I’d like to jump in at this point to say that my little sister’s assignment here was to write a sequel to the story. It seemed that most people in her class would try to “beat” the game, maybe to figure out some kind of solution to the puzzle that would bring about a happy ending.
I don’t think such a sequel would match the original, though. The story presents a conundrum, a game under rules that make it perfectly unwinnable. Wouldn’t a true follow-up present a similar puzzle to the reader rather than breaking the king’s rules. After all, Stockton says of the king, “He was a man of exuberant fancy, and, withal, of an authority so irresistible that, at his will, he turned his varied fancies into facts.” He fancied there being no way to defeat his perfect justice, and so I think you have to assume he gets his way here.

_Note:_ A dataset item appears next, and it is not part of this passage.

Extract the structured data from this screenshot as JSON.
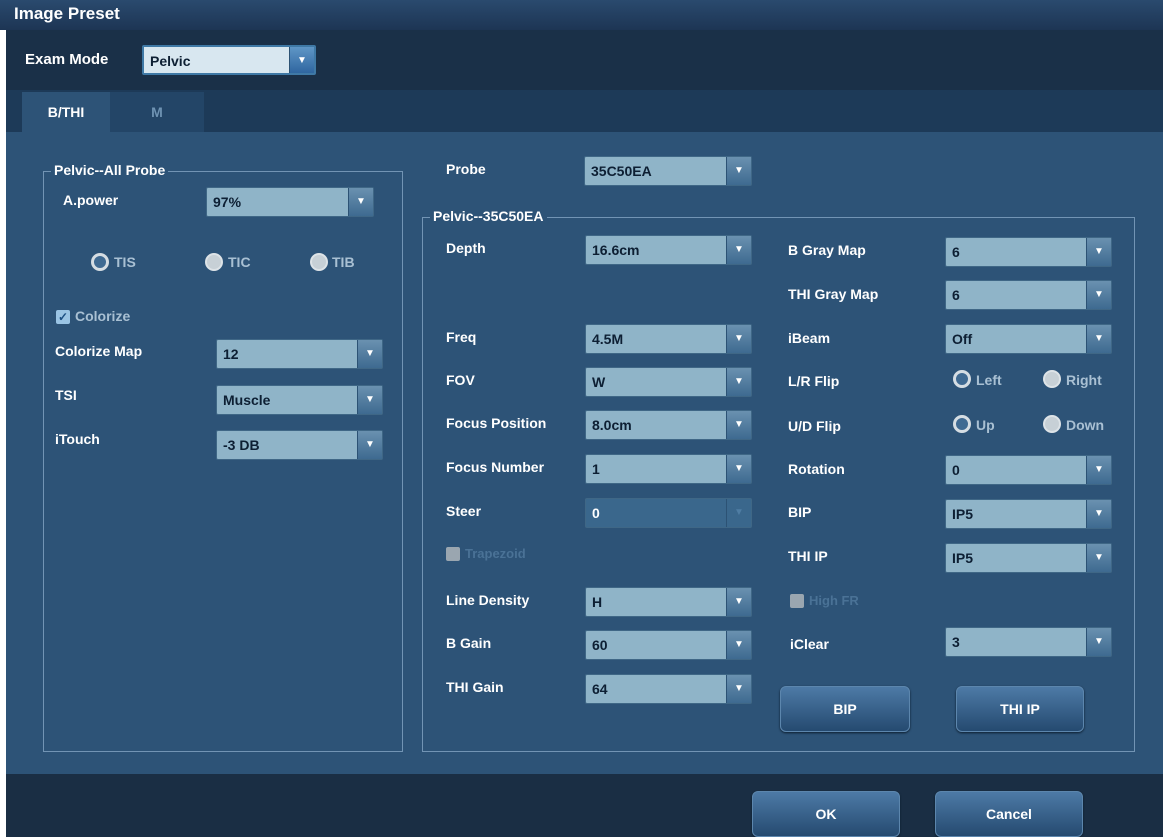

But in all this, does Stockton give no credit to the common lover, who has had just as long to think about the princess’s decision as she has? Does he not consider her options? What does he suspect she signaled?
| Tiger | Lady |
| The lover should choose the other door to win. | The lover should follow his princess’s advice. |
But then, consider, would he think abandoning his (semi-barbaric) princess lover and marrying this other beautiful lady would be preferable to death?
| “1. What does the lover suspect she signaled? -> 2. Is being with the other lady preferable to death? vvv” |
Signal: Tiger | Signal: Other Lady |
| Yes: that other lady’s pretty cool | The lover should choose the other door to win. | The lover should follow his princess’s advice |
| No: He wouldn’t want to live apart from his lover, the princess | The lover should follow his princess’s advice | “The lover should choose the other door to “win” |
Now, that question is what I think a sequel should be about. But there are even other factors. Since the princess’s signal and the lover’s decision to open one door or the other armed with the information, what message would he be sending with each choice? (And how would his choice signal his interpretation of her motive?) Stockton says he moves without hesitation to the door she signals, so we can assume he decided in advance to follow her advice.

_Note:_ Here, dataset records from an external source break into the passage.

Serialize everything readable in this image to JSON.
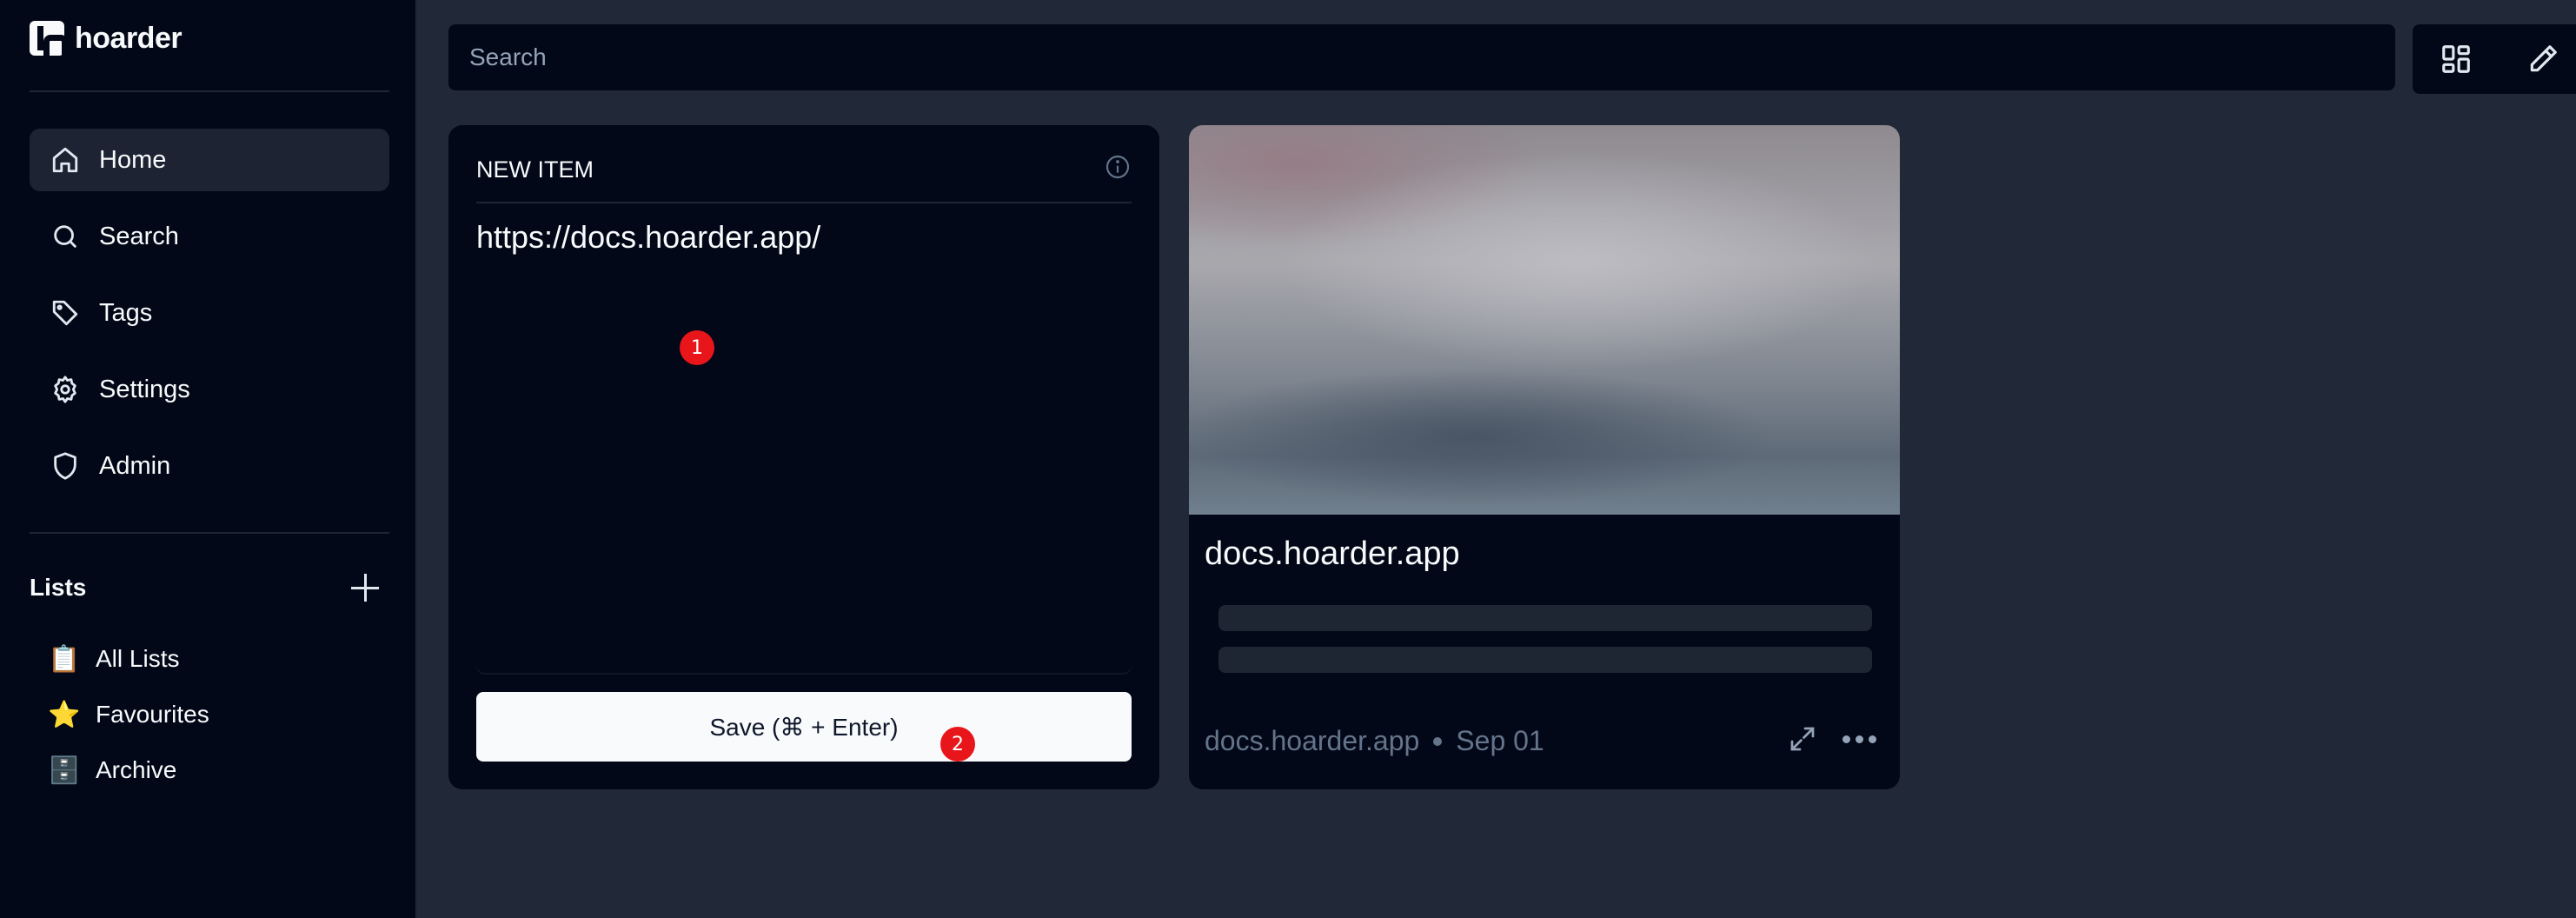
{
  "app": {
    "name": "hoarder"
  },
  "sidebar": {
    "nav": [
      {
        "label": "Home",
        "icon": "home-icon",
        "active": true
      },
      {
        "label": "Search",
        "icon": "search-icon"
      },
      {
        "label": "Tags",
        "icon": "tag-icon"
      },
      {
        "label": "Settings",
        "icon": "gear-icon"
      },
      {
        "label": "Admin",
        "icon": "shield-icon"
      }
    ],
    "lists_title": "Lists",
    "lists": [
      {
        "label": "All Lists",
        "emoji": "📋"
      },
      {
        "label": "Favourites",
        "emoji": "⭐"
      },
      {
        "label": "Archive",
        "emoji": "🗄️"
      }
    ]
  },
  "topbar": {
    "search_placeholder": "Search"
  },
  "new_item": {
    "title": "NEW ITEM",
    "input_value": "https://docs.hoarder.app/",
    "save_label": "Save (⌘ + Enter)"
  },
  "bookmark": {
    "title": "docs.hoarder.app",
    "domain": "docs.hoarder.app",
    "date": "Sep 01"
  },
  "markers": [
    "1",
    "2"
  ],
  "colors": {
    "sidebar_bg": "#020817",
    "page_bg": "#212838",
    "card_bg": "#020817",
    "marker": "#e8161b"
  }
}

This cuts down the probabilities in the large table to two. Either he would be happy with the other lady and also thinks the princess would want him to be with her, or he wouldn’t want to live without the princess yet also suspects she would send him to his death. He entrusts his lover to choose the right door for him in either case. Just as her decision makes her a murderer or perhaps some kind of altruist, because she loses in every possibility, we can imagine trying to choose the tiger (suspecting it is in the door opposite her signal) to be an example of “true love” yet risks being wrong about her signal and them both looking like asses, as he ends up with the other woman while she had sent him to die.
And really, if you go back and think about how she might also attempt to second-guess his interpretation of her signal, does it even still matter what she signals or what door he chooses? The king’s game seems more like his ideal perfect random justice after all.
…
What is truly annoying to me though is that half of the Google hits for “the lady or the tiger game theory” end up being a stupid Monty Hall math question, adding a third door like in the game show Let’s Make a Deal. That is completely unrelated and invalidates the entire conundrum in the story.
This all said, Stockton did write a follow-up: Discourager of Hesitancy. I haven’t read that yet. We’ll see if he continues as I think would be more fitting than ye olde happy ending of yore.
P.S. Hooray for public domain content.